Davis: We’re certainly starting to see some green shoots in
San Francisco. I will tell you that the market, though, continues to be wait
and see. Clearly, you’ve had some investors that have dipped their toe into the
market, but I think many investors still want to see what’s going to happen
from a political regulatory perspective and with technology and AI, which I
think is going to be a big driver in San Francisco as the market recovers… Most
investors are still in wait and see mode based on the conversations I’ve had.
The people that are making bets in San Francisco right now
generally have a longer-term investment horizon. These are not three- to five-year
private equity bets as a general matter. These are five- to 10-plus-year
investors and high net worth family office investors.
HIT: What is happening in the refinance market?
Davis: The private debt market, of course, continues to be active.
The commercial banks continue to be incredibly selective.
I haven’t seen bank lending in hospitality change materially
post-COVID. So, it’s not clear to me when the banks will come back in earnest.
Again, to be clear, they are active – they’re just selective. A lot of the
banks are dealing with issues in the office space, no surprise there. So, one
would think that because hospitality is performing so well that you might see
greater investment from the banks in hospitality, but we haven't seen it.
One of the questions surrounds Basel III regulations
(designed to decrease damage done to the economy by banks that take on too much
risk), which are being finalized. There’s a question around if and when they’ll
be implemented, which will absolutely have an effect on bank lending. So, that
could be contributing to a lack of significant investment or lending on the
part of the banks.
HIT: What are you seeing on the new development front?

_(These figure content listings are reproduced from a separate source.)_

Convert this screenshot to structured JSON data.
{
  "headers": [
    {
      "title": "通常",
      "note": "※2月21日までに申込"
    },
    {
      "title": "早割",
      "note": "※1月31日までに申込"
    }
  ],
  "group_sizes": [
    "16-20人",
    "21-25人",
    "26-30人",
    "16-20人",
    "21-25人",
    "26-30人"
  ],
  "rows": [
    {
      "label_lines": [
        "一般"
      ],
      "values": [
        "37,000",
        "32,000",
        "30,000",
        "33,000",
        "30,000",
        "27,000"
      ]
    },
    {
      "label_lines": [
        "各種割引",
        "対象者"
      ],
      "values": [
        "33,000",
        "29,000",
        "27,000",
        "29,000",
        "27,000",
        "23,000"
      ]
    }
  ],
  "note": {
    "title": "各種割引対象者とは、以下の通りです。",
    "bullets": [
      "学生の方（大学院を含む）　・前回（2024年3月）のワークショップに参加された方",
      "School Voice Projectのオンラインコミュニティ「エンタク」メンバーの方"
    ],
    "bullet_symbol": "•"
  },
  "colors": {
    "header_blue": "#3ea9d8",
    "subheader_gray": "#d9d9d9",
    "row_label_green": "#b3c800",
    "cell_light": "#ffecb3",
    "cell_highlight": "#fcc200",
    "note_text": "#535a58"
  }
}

Davis: New development continues to be limited. There is
financing is available, but in many cases, you can buy at a 20% to 40% discount
to replacement cost. So, the math around new development just doesn’t make
sense. I think that’s going to continue to be the case for the foreseeable
future.
It’s not to say that development can’t get done. Some will
get done. But I think it’s best projects, best markets, best sponsors when
there’s a strong case for building a new hotel.